Quanto al denaro, fin dall'inizio tutti si erano affrettati a chiarire che Tokyo non sarebbe stata una “pledging conference”, un evento cioè dove si mettono i soldi (o almeno le intenzioni) nel piatto. Poi però i giapponesi hanno fatto pressioni per sapere, almeno informalmente, quanto ognuno dei 70 Stati presenti intende mettere nel cappello. E, dicono i rumor, l'accordo potrebbe essere in linea con quanto sia Karzai (3,9 miliardi di dollari), sia la Banca mondiale (da 3,3 a 3,9) hanno già chiesto pubblicamente: sembra dunque che ci si stia assestando sui 4 miliardi l'anno, appena un filo meno di quanto dovrebbe costare il futuro impegno militare (tra consiglieri e sostegno alle forze armate afgane), come, grosso modo, stabilito alla Conferenza di Chicago.

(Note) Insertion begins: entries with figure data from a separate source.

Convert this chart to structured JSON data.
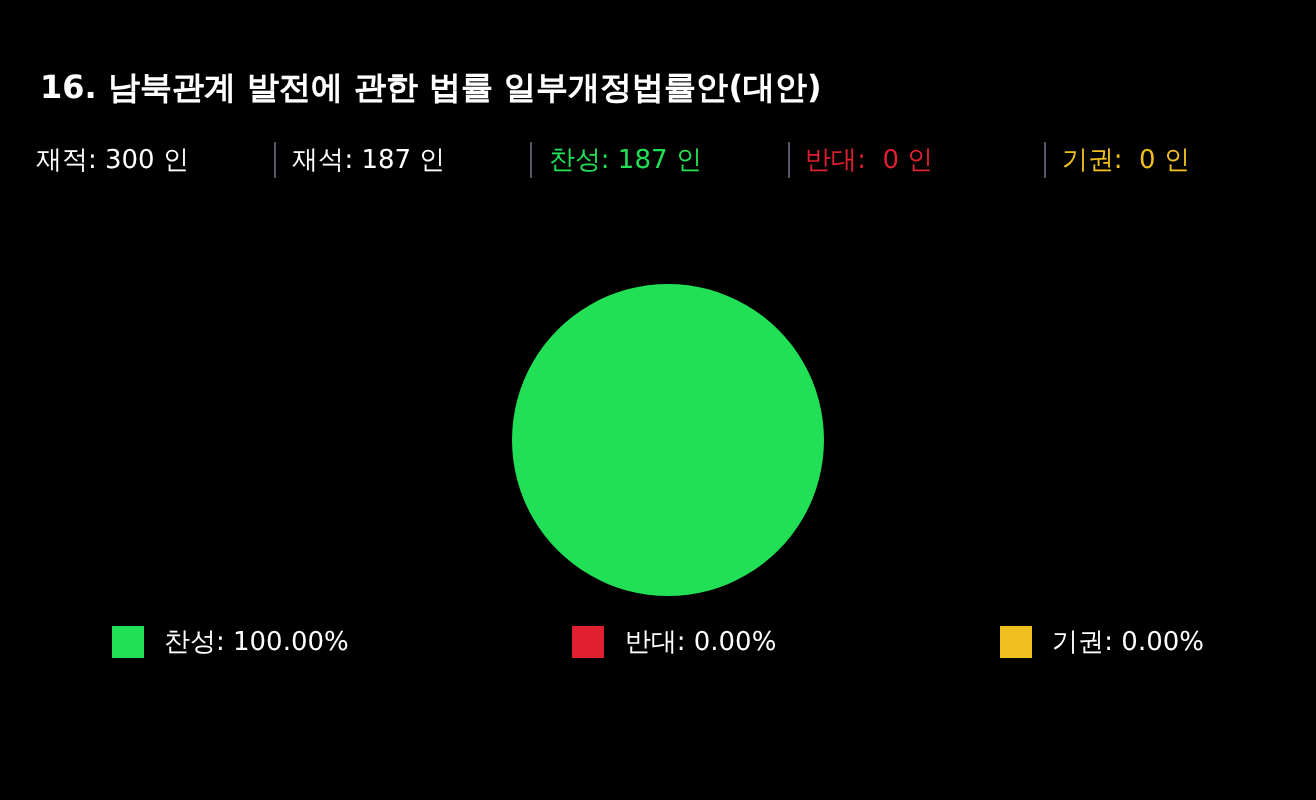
{
  "chart_data": {
    "type": "pie",
    "title": "16. 남북관계 발전에 관한 법률 일부개정법률안(대안)",
    "annotations": [
      "재적: 300 인",
      "재석: 187 인",
      "찬성: 187 인",
      "반대:  0 인",
      "기권:  0 인"
    ],
    "categories": [
      "찬성",
      "반대",
      "기권"
    ],
    "values": [
      100,
      0,
      0
    ],
    "value_labels": [
      "100.00%",
      "0.00%",
      "0.00%"
    ],
    "colors": [
      "#22e055",
      "#e02030",
      "#f0c020"
    ],
    "legend": "bottom"
  }
}
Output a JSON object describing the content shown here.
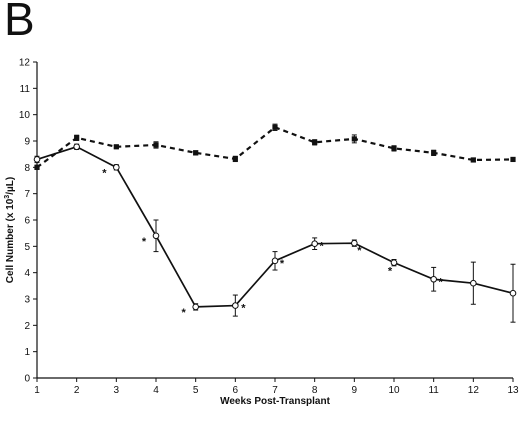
{
  "panel_label": "B",
  "chart_data": {
    "type": "line",
    "xlabel": "Weeks Post-Transplant",
    "ylabel_prefix": "Cell Number (x 10",
    "ylabel_sup": "3",
    "ylabel_suffix": "/µL)",
    "xlim": [
      1,
      13
    ],
    "ylim": [
      0,
      12
    ],
    "x_ticks": [
      "1",
      "2",
      "3",
      "4",
      "5",
      "6",
      "7",
      "8",
      "9",
      "10",
      "11",
      "12",
      "13"
    ],
    "y_ticks": [
      "0",
      "1",
      "2",
      "3",
      "4",
      "5",
      "6",
      "7",
      "8",
      "9",
      "10",
      "11",
      "12"
    ],
    "grid": false,
    "series": [
      {
        "line_style": "dashed",
        "marker": "filled-square",
        "x": [
          1,
          2,
          3,
          4,
          5,
          6,
          7,
          8,
          9,
          10,
          11,
          12,
          13
        ],
        "y": [
          8.0,
          9.12,
          8.78,
          8.85,
          8.55,
          8.32,
          9.52,
          8.95,
          9.08,
          8.72,
          8.55,
          8.28,
          8.3
        ],
        "err": [
          0.08,
          0.1,
          0.05,
          0.12,
          0.08,
          0.1,
          0.12,
          0.1,
          0.15,
          0.1,
          0.1,
          0.07,
          0.05
        ]
      },
      {
        "line_style": "solid",
        "marker": "open-circle",
        "x": [
          1,
          2,
          3,
          4,
          5,
          6,
          7,
          8,
          9,
          10,
          11,
          12,
          13
        ],
        "y": [
          8.3,
          8.78,
          8.0,
          5.4,
          2.7,
          2.75,
          4.45,
          5.1,
          5.12,
          4.38,
          3.75,
          3.6,
          3.22
        ],
        "err": [
          0.12,
          0.1,
          0.1,
          0.6,
          0.12,
          0.4,
          0.35,
          0.22,
          0.12,
          0.12,
          0.45,
          0.8,
          1.1
        ]
      }
    ],
    "significance_marker": "*",
    "significant_weeks": [
      3,
      4,
      5,
      6,
      7,
      8,
      9,
      10,
      11
    ]
  }
}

Ma se la cifra verrà o meno confermata e soprattutto quanto lungo sarà l'impegno (per adesso si rumoreggia di un totale di circa 15 miliardi ma non è chiaro per quanti anni) si saprà ufficialmente domenica, dopo la presentazione del piano in 22 punti delle “priorità nazionali” scritto da Kabul e dopo che si sarà più o meno articolata la cornice di garanzia (ad esempio la costituzione di un fondo fiduciario per la ricostruzione e lo sviluppo affidato alla BM) sia per bypassare l'endemica corruzione che si mangia parte dei proventi, sia per capire come, in che modo e con quale trasparenza il denaro internazionale sarà speso: “Mutua responsabilità” è la parola magica del vertice: ognuno insomma si prenda le sue.
Chi sicuramente la responsabilità se l'è presa è la società civile afgana, le centinaia di organizzazioni che, su invito del governo giapponese, hanno mandato a Tokyo oltre trenta rappresentanti eletti di cui due con diritto di parola alla plenaria del giorno 8. Una vera novità, fortemente voluta dal Sol Levante e per la quale non son state da meno l'Italia (qui con il sottosegretario Staffan De Mistura e l'inviato speciale Francesco Talò) e la Svezia, gli unici due Paesi che hanno incluso nelle delegazioni ufficiali anche due rappresentanti delle rispettive società civili. Molti altri sono arrivati per conto loro – come i britannici di Baag, la rete delle Ong che lavorano in Afghanistan - per non parlare delle migliaia di twittate che si inseguono in rete e che, per tutto il giorno, hanno accompagnato la Conferenza della società civile afgana (che dura anche oggi), per la prima volta veramente con status di protagonista e non di semplice comparsa.

La vera responsabilità sulla trasparenza, il sistema legale, l'accesso all'informazione, per ora se la sono assunta loro. Anche se, per chiosare Samira Hamidi di Afghan Women's Network, non hanno nessuna intenzione di tornare da Tokyo “a mani vuote”.